Sono veramente stufo delle verità taciute dai media tradizionali. In particolare il BREXIT, l’evento mondiale più importante dell’anno e probabilmente il più importante di sempre per l’EU dell’unione monetaria. Siamo imbibiti di verità pre-digerite ad uso dei poteri forti, ad es. la quasi certezza di un NO al BREXIT sbandierato dai media in queste settimane pre-voto.
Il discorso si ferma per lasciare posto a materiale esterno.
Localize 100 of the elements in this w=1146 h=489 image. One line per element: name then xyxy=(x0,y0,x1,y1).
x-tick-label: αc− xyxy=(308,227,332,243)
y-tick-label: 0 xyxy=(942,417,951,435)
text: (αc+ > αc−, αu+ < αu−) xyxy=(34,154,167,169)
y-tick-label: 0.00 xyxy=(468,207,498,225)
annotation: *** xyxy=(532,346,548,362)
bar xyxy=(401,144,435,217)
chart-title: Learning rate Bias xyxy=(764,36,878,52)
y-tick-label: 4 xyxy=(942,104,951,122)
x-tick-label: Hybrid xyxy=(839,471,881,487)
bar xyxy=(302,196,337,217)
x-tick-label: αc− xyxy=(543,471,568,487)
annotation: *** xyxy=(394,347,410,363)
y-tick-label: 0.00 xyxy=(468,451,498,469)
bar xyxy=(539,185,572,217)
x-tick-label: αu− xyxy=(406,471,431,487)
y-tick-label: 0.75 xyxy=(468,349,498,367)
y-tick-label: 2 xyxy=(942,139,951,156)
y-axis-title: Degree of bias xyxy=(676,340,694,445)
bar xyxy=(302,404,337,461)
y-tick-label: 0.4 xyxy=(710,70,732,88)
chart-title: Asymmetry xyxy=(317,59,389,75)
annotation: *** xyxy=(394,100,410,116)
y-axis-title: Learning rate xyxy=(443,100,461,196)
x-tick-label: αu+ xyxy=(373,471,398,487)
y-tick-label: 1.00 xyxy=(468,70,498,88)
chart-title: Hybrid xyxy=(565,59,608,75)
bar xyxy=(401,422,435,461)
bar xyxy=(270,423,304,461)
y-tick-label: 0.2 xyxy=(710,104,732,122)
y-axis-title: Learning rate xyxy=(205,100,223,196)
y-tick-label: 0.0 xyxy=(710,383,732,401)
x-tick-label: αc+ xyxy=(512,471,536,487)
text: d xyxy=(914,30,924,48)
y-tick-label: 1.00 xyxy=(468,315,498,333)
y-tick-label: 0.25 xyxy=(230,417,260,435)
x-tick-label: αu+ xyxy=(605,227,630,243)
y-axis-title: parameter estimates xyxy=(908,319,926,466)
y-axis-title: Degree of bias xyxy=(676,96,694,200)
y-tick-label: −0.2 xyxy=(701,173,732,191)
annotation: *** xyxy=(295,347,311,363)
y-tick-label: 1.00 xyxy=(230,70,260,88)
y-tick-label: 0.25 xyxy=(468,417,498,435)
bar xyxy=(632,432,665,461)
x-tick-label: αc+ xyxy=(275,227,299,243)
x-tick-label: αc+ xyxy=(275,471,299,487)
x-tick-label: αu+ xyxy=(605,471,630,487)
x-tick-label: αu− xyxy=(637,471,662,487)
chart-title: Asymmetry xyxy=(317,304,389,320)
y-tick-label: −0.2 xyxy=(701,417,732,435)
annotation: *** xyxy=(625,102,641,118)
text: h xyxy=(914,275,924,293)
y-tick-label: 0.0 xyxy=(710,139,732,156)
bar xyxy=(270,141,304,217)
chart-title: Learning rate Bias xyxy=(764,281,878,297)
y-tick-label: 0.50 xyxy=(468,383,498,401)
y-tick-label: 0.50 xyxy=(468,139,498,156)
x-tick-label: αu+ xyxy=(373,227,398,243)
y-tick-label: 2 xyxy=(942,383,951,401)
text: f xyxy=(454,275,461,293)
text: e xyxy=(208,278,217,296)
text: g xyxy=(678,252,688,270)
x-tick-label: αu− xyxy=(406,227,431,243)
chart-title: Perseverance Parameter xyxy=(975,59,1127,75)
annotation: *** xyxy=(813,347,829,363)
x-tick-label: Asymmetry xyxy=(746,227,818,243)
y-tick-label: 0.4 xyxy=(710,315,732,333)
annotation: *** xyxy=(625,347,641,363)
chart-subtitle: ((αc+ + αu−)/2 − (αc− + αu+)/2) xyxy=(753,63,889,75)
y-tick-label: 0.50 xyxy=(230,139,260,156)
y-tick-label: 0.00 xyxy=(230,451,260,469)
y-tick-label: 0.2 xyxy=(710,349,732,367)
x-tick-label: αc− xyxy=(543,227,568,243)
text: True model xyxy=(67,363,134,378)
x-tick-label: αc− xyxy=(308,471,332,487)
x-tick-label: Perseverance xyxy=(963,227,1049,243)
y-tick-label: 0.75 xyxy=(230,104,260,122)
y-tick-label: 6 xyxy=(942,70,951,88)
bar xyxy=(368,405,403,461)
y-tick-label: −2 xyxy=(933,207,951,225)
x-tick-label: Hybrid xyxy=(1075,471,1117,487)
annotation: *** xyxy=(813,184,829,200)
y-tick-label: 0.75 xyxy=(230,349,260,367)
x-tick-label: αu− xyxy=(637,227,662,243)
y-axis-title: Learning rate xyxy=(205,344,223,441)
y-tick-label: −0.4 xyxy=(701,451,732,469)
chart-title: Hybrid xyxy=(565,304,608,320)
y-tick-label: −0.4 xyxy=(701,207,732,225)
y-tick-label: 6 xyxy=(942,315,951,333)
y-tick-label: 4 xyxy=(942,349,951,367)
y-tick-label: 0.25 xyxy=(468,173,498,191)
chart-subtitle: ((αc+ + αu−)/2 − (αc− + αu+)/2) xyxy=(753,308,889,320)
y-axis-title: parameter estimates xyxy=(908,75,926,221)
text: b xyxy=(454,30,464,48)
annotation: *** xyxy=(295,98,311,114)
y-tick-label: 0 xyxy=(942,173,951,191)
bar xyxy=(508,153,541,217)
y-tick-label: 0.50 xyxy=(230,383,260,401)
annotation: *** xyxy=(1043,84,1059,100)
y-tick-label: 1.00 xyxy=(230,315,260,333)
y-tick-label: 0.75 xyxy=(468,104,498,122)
Il motivo è semplice: a tutte le latitudini la gente normalmente è appecoronata e dunque tende ad accodarsi a votare per il presunto vincente, capita un po’ più a sud che a nord ma mediamente la tendenza di fondo esiste sempre in quanto insita nella natura umana. Dunque ecco spiegato l’interesse a sbandierare il NO BREXIT da coloro che – normalmente basati in Europa continentale, ossia da coloro che guadagnano dall’euro – traggono enormi vantaggi dallo status quo, sperando che la gente la beva.

FireShot Screen Capture #310 - 'UK's EU referendum - Ladbrokes Political betting odds - 23 June 2016' - sports_ladbrokes_com_sports-central_uk-eu-referendu

A riprova si possono andare a vedere i sondaggi pubblicati dai media che spessissimo danno (o meglio, davano) in forte vantaggio il NO, ossia gli UK che restano nell’EU. Parallelamente, se si va vedere i bookmakers inglesi anche loro pagano molto bene un’uscita inglese dall’EU in quanto evento suppostamente meno probabile nelle scommesse sull’evento. Londra che resta nell’EU è invece pagata molto meno.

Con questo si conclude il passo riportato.